ASU 2020-08, “Codification Improvements to Subtopic 310-20, Receivables - Nonrefundable Fees and Other Costs.” ASU 2020-08 clarifies the accounting for the amortization of purchase premiums for callable debt securities with multiple call dates. ASU 2020-8 will be effective for us on January 1, 2021 and is not expected to have a significant impact on our financial statements.
ASU 2020-09, “Debt (Topic 470): Amendments to SEC Paragraphs Pursuant to SEC Release No. 33-10762.” ASU 2020-9 amends the ASC to reflect the issuance of an SEC rule related to financial disclosure requirements for subsidiary issuers and guarantors of registered debt securities and affiliates whose securities are pledged as collateral for registered securities. ASU 2020-09 will be effective for us on January 4, 2021, concurrent with the effective date of the SEC release, and is not expected to have a significant impact on our financial statements.

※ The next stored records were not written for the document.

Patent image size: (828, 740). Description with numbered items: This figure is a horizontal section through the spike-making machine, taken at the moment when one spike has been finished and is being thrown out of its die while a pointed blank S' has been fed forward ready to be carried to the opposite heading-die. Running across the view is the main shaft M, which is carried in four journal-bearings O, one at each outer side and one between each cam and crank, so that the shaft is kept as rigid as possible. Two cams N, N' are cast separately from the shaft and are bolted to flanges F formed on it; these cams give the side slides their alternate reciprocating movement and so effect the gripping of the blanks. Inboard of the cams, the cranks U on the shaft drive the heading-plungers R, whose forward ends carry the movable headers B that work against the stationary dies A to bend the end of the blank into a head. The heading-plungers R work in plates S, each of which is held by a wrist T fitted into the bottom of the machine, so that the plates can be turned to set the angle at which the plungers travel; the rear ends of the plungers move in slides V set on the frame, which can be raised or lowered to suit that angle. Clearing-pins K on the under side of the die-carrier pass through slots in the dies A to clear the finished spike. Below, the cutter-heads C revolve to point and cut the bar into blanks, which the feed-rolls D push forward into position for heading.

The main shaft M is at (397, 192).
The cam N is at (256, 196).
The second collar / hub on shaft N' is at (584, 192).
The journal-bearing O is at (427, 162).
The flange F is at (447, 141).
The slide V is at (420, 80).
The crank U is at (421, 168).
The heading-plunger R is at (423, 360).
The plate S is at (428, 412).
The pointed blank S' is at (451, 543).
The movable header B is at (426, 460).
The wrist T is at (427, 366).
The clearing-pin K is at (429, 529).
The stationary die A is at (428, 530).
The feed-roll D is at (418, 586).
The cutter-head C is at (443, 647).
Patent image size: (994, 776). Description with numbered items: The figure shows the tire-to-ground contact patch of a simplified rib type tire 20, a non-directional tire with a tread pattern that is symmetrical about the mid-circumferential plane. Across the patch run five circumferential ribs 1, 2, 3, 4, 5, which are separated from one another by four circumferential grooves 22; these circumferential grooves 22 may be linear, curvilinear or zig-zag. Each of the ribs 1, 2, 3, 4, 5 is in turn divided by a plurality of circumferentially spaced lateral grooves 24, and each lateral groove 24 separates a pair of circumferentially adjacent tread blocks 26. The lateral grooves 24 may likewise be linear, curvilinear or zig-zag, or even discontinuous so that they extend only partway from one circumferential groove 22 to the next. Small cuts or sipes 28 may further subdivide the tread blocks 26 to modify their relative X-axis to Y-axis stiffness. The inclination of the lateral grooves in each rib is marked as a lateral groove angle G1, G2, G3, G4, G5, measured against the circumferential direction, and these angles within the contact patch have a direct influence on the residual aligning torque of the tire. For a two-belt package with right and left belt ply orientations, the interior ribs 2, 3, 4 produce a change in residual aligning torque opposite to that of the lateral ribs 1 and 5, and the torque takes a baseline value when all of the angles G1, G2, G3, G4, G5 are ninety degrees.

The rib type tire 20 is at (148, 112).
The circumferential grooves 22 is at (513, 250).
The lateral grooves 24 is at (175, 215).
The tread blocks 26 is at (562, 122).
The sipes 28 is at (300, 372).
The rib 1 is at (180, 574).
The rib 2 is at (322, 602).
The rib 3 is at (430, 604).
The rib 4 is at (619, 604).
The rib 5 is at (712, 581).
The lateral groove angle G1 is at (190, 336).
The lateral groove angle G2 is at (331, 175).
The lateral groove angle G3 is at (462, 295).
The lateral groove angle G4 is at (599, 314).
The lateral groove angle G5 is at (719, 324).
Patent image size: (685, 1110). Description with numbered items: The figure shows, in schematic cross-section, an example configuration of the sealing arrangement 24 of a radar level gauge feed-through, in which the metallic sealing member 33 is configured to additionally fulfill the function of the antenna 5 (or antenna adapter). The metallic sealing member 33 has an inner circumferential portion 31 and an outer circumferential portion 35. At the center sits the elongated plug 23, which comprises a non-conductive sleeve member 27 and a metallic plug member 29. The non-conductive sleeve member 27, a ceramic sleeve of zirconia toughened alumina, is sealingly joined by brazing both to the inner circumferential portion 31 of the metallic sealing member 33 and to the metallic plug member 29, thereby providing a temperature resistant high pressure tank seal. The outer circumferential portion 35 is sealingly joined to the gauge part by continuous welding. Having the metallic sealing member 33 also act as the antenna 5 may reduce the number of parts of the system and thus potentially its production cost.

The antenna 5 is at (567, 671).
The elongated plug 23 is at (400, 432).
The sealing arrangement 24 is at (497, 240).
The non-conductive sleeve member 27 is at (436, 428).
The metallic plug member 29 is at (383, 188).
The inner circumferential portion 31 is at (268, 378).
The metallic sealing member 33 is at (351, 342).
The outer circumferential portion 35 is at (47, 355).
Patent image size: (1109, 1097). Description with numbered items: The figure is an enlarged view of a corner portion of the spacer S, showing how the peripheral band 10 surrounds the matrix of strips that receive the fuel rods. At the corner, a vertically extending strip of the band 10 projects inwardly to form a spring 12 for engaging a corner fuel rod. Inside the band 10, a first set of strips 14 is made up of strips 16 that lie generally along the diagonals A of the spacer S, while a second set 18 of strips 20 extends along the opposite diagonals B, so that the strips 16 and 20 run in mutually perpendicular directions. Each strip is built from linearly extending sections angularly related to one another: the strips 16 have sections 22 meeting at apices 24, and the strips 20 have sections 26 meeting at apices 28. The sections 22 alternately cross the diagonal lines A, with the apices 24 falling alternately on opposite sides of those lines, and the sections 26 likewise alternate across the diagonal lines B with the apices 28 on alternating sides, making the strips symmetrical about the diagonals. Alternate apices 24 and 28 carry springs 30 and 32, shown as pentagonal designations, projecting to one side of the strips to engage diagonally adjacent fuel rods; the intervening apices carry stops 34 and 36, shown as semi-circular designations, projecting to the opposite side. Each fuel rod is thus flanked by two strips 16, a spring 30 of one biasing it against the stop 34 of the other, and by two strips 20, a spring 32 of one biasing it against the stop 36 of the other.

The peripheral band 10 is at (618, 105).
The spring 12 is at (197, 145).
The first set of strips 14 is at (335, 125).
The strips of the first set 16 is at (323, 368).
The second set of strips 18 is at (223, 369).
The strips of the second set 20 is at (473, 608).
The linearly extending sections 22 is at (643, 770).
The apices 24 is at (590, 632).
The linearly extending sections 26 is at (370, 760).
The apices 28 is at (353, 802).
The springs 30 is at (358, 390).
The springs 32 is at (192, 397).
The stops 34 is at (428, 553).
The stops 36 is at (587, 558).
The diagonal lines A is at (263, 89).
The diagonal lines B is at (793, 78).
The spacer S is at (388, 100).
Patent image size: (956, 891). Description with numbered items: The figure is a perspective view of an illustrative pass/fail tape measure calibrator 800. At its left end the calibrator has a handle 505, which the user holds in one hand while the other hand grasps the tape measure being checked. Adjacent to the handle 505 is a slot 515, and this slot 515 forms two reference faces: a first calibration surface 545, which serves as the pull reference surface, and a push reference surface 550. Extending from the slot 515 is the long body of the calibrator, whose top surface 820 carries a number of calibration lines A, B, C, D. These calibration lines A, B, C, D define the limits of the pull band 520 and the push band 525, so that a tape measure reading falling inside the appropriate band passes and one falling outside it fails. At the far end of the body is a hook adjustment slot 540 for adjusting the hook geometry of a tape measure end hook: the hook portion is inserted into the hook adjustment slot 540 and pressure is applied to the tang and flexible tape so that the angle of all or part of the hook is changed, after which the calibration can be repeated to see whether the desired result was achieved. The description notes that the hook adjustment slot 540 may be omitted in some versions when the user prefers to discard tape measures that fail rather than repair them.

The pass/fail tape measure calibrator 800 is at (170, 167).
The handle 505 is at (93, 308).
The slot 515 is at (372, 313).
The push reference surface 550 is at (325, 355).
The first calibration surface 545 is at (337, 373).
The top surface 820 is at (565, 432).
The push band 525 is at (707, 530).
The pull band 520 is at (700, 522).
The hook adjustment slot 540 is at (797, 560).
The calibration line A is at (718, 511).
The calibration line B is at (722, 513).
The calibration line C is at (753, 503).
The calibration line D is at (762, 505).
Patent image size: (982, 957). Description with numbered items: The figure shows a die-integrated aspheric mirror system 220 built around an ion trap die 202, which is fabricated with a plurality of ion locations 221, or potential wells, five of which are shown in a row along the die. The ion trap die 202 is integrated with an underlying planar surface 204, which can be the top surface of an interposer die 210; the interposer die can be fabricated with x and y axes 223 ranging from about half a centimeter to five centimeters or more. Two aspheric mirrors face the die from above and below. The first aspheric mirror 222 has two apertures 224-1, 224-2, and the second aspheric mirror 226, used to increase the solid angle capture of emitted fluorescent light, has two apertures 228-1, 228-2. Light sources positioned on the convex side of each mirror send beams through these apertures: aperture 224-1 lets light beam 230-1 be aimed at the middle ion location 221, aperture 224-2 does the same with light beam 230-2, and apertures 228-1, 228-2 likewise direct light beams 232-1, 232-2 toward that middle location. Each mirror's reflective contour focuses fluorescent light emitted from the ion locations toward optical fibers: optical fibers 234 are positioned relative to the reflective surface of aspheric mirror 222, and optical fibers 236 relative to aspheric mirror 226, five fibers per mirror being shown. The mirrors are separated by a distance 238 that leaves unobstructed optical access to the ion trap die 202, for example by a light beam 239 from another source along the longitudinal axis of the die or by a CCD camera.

ASU 2021-01, “Reference Rate Reform (Topic 848): Scope.” ASU 2021-01 clarifies that certain optional expedients and exceptions in ASC 848 for contract modifications and hedge accounting apply to derivatives that are affected by the discounting transition. ASU 2021-01 also amends the expedients and exceptions in ASC 848 to capture the incremental consequences of the scope clarification and to tailor the existing guidance to derivative instruments affected by the discounting transition. ASU 2021-01 was effective upon issuance and generally can be applied through December 31, 2022.
See Note 1. “Basis of Financial Statement Presentation and Summary of Significant Accounting Policies” for a discussion of the adoption of new accounting standards that affected the consolidated financial statements contained in this report.